Skewness and Kurtosis

We follow the analysis of Koch et al. (2015) to compute the skewness and kurtosis, which are the third- and fourth- order statistical moments of the PDF, respectively. Skewness is a measure of the symmetry of the data distribution. Data that is symmetric around the center point have low skewness. If there is an excess of high values, the skewness will be positive, while an excess of low values produces negative skewness. Kurtosis quantifies the “peakiness" of the distribution. Normally distributed data will have a kurtosis of zero, peaky data will have positive kurtosis, and flatter data will exhibit negative kurtosis. For all positions in an integrated intensity map, we compute each higher-order moment within a small, circular region with a radius of five pixels. Figure 2 shows PDFs of the kurtosis and skewness. They are essentially histograms of the moment arrays (integrated intensity maps).

The kurtosis PDFs exhibit similar behavior: both are centered at zero and sharply decrease with increasing kurtosis magnitude. However, the T2t0 distribution falls off more quickly than that of W1T2t0.2. This likely occurs because the winds generate a more extreme range of high intensity values; the intensity distribution deviates further from a normal distribution.

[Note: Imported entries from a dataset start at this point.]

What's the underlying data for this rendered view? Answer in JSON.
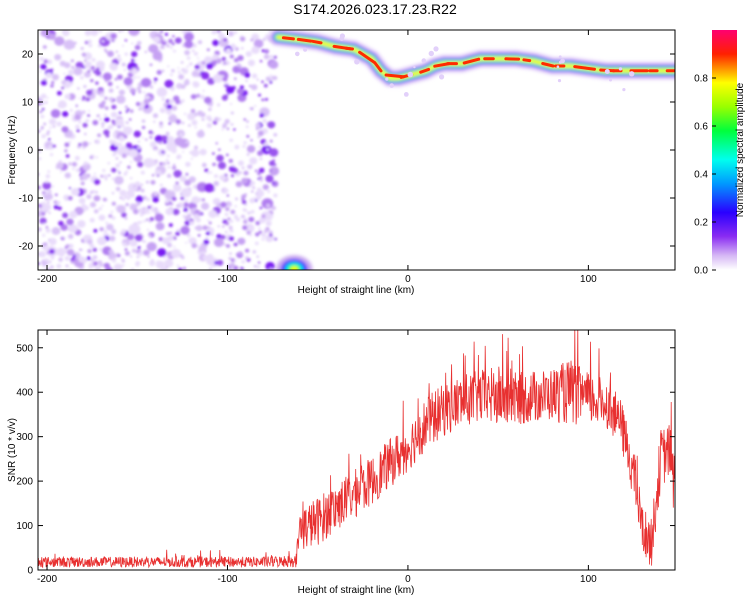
{
  "title": "S174.2026.023.17.23.R22",
  "chart_data": [
    {
      "type": "heatmap",
      "xlabel": "Height of straight line (km)",
      "ylabel": "Frequency (Hz)",
      "xlim": [
        -205,
        148
      ],
      "ylim": [
        -25,
        25
      ],
      "xticks": [
        -200,
        -100,
        0,
        100
      ],
      "yticks": [
        -20,
        -10,
        0,
        10,
        20
      ],
      "colorbar": {
        "label": "Normalized spectral amplitude",
        "range": [
          0,
          1
        ],
        "ticks": [
          0.0,
          0.2,
          0.4,
          0.6,
          0.8
        ],
        "colors": [
          "#ffffff",
          "#c9a8f0",
          "#7a1bf2",
          "#2200ff",
          "#00ffff",
          "#00ff40",
          "#ffff00",
          "#ff2a00",
          "#ff0066"
        ]
      },
      "noise_region_x": [
        -205,
        -73
      ],
      "ridge": {
        "x": [
          -72,
          -60,
          -50,
          -40,
          -30,
          -20,
          -15,
          -10,
          -5,
          0,
          5,
          10,
          15,
          20,
          30,
          40,
          50,
          60,
          70,
          80,
          90,
          100,
          110,
          120,
          130,
          140,
          148
        ],
        "y": [
          23.5,
          23,
          22.5,
          21.5,
          21,
          19,
          16.5,
          15,
          15,
          15.5,
          16,
          16.5,
          17.5,
          18,
          18,
          19,
          19,
          19,
          18.5,
          17.5,
          17.5,
          17,
          16.5,
          16.5,
          16.5,
          16.5,
          16.5
        ]
      },
      "lower_blob": {
        "x": -63,
        "y": -24
      }
    },
    {
      "type": "line",
      "xlabel": "Height of straight line (km)",
      "ylabel": "SNR (10 * v/v)",
      "xlim": [
        -205,
        148
      ],
      "ylim": [
        0,
        540
      ],
      "xticks": [
        -200,
        -100,
        0,
        100
      ],
      "yticks": [
        0,
        100,
        200,
        300,
        400,
        500
      ],
      "color": "#e83030",
      "envelope": {
        "x": [
          -205,
          -80,
          -62,
          -60,
          -50,
          -40,
          -30,
          -20,
          -10,
          0,
          10,
          20,
          30,
          40,
          50,
          60,
          70,
          80,
          90,
          100,
          110,
          118,
          125,
          130,
          135,
          140,
          145,
          148
        ],
        "mean": [
          18,
          18,
          20,
          90,
          110,
          140,
          170,
          200,
          240,
          275,
          330,
          360,
          380,
          390,
          390,
          385,
          390,
          395,
          400,
          385,
          375,
          330,
          220,
          90,
          60,
          250,
          270,
          180
        ],
        "spread": [
          12,
          12,
          14,
          50,
          55,
          55,
          55,
          55,
          55,
          55,
          60,
          60,
          60,
          60,
          70,
          60,
          60,
          60,
          75,
          60,
          55,
          55,
          60,
          55,
          55,
          70,
          60,
          80
        ]
      }
    }
  ]
}
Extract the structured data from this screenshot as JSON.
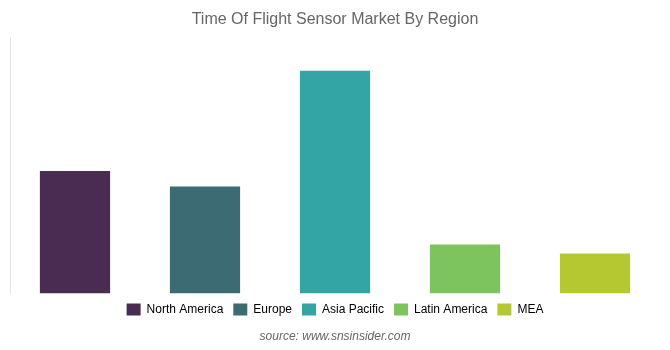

The skewness PDFs have similar shapes, and both have a small tail at negative skewness. However, the W1T2t0.2 distribution center is shifted to positive skewness, while the T2t0 distribution is centered at zero. This makes sense since the winds in W1T2t0.2 create an excess of high-intensity values.

Simulations of pure turbulence find that as the Mach number increases, the skewness and kurtosis of the column density PDF also increase \citep{kowal07,burkhart09}. Higher Mach number flows have stronger shocks, which increase the fraction of high-density, and hence high-column density, material. This is consistent with our results, since the winds create density enhancements and the CO intensity is a proxy for underlying column density.